В этом смысле русские масоны еще екатерининской эпохи заглядывали в будущее дальше декабристов. Масоны, правда, не нашли ответов на вопросы, но они хотя бы лучше декабристов видели проблему, понимали, что сама по себе свобода не накормит бывшего крепостного.

Итак, ни в нравственной области, ни в плане политической или экономической теории декабристы не совершили серьезного прорыва вперед. Зато они стали первыми практиками. Пусть еще и не профессиональными революционерами (те появятся несколько позже), а «любителями», но все-таки уже людьми революционного дела.

Переиначивая Радищева, можно сказать, что горько сокрушались об увиденном «окрест себя» на Руси уже многие, но именно декабристы первыми преодолели сомнения. Именно им впервые в русской истории пришлось решать тяжкий вопрос о соотношении цели и средств в революционной борьбе за общественное благо.

Сравнивая характер поколения декабристов с характером образованных людей екатерининской эпохи, Ключевский замечает: «Отцы были вольнодумцами, дети были свободомыслящие дельцы». И тут же выдвигает любопытную версию, утверждая, что отечественные революционные «дельцы» сформировались главным образом благодаря иностранному гувернеру.

Для большей части нынешних российских граждан, воспитанных на тяжеловесной советской историографии и привыкших к тому, что история меняет свой курс лишь в ходе ожесточенной классовой борьбы, «легкомысленная» версия о том, что иностранный гувернер мог стать главным фактором политической нестабильности в России, представляется, конечно, странной. Тем не менее, на мой взгляд, умозаключения Ключевского убедительны и уж в любом случае интересны.

Следует, правда, сразу же оговориться. Русский делец-декабрист, хотя и создан при непосредственном участии иностранцев, оказался явлением исключительно национальным. Уже в который раз мы встречаемся с этим феноменом – неизбежной мутацией, которой подвергается (на беду или на благо) практически любая заграничная идея на русской почве, обладающей своим особым и очень сильным «биополем».

К тому же на этот раз свою роль сыграла не только национальная почва, где вырос русский делец, но и то, что появился он на свет божий не сразу, а был вылеплен несколькими поколениями иностранных учителей, исповедовавших порой диаметрально противоположные взгляды.

Первые иностранные гувернеры, появившиеся в российских дворянских семьях в середине XVIII века, были не многим образованнее своих русских учеников. Бывшие слуги, отставные солдаты и парикмахеры, оказавшиеся дома не у дел и подавшиеся за границу на заработки в качестве гувернеров, могли лишь кое-как обучать языку, да и только.

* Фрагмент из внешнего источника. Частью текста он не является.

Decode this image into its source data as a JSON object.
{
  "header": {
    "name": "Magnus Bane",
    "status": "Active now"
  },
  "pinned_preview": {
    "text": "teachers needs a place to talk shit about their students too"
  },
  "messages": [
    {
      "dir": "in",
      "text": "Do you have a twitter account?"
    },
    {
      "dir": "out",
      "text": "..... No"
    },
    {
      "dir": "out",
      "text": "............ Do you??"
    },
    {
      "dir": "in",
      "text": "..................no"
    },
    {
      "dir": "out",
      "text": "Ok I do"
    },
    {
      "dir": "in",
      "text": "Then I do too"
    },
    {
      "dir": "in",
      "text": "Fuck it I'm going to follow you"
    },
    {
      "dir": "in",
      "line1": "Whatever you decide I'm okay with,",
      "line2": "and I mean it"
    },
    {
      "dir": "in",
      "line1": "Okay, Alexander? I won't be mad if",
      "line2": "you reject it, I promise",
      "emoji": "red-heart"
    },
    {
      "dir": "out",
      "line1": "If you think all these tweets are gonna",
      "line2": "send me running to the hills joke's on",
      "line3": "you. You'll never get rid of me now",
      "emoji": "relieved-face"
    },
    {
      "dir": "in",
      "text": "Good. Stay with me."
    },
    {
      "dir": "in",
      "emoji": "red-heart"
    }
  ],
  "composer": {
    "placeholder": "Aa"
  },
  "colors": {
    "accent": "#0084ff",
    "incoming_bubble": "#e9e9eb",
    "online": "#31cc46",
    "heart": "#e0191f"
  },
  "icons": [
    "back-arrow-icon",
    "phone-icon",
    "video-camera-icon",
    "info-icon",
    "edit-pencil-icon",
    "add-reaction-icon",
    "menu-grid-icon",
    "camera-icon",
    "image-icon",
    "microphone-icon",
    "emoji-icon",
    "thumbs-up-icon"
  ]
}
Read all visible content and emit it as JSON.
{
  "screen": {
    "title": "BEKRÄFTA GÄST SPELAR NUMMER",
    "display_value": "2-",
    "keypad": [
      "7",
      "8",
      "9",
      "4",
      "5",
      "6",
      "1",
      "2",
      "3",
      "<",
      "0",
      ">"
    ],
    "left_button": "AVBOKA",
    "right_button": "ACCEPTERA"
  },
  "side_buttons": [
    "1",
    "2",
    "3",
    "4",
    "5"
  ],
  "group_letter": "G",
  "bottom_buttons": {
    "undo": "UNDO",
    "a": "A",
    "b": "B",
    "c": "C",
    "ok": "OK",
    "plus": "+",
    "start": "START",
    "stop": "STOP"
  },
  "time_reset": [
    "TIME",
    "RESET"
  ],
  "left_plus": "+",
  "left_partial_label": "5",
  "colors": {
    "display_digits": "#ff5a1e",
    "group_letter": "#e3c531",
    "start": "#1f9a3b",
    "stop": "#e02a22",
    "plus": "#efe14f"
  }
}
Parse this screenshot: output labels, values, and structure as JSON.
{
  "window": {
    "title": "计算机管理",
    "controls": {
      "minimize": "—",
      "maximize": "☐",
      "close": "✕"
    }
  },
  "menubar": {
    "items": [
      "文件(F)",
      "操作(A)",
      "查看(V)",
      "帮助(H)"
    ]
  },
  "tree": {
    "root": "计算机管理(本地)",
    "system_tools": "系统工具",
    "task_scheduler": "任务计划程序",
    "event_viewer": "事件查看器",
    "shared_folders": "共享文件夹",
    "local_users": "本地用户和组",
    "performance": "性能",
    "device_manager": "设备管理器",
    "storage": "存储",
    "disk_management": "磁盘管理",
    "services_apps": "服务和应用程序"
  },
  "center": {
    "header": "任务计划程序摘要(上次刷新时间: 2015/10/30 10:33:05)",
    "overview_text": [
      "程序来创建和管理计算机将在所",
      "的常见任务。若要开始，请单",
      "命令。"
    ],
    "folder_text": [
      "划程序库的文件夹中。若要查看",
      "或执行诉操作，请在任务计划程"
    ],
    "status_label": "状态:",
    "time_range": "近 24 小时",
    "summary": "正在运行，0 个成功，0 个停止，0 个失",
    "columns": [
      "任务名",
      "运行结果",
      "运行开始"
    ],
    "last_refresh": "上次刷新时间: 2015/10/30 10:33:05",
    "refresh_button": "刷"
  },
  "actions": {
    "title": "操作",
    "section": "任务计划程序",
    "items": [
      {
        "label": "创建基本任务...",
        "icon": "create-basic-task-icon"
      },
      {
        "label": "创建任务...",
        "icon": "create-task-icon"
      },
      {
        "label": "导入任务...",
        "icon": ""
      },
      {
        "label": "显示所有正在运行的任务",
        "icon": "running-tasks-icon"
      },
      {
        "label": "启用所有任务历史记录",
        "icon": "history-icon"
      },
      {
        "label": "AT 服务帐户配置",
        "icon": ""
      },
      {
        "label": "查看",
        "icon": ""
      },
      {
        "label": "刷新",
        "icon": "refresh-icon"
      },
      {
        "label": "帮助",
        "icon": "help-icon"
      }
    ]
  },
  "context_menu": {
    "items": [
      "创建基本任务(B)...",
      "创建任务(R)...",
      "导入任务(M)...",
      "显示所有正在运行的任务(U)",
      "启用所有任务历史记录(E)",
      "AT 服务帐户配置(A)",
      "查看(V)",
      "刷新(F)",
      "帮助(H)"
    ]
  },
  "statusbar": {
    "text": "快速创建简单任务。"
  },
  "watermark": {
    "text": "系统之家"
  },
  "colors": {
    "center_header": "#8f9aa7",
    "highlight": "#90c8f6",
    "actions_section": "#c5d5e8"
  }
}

Но уже скоро им на смену приезжает совершенно другой тип учителя – гувернер-вольнодумец. Конечно, не каждому из молодых русских дворян, как Александру I, достался свой Лагарп, если иметь в виду уровень образования воспитателя, но почти каждому достался свой будущий якобинец.

Следующая волна гувернеров – французские эмигранты, бежавшие от революции, которые, как пишет Ключевский:

…с ужасом увидели успех религиозного и политического рационализма в русском образованном обществе. Тогда начинается смена воспитателей русской дворянской молодежи. На место гувернера-вольнодумца становится аббат-консерватор и католик… Католическое, именно иезуитское, влияние и становится теперь на смену вольтерьянства.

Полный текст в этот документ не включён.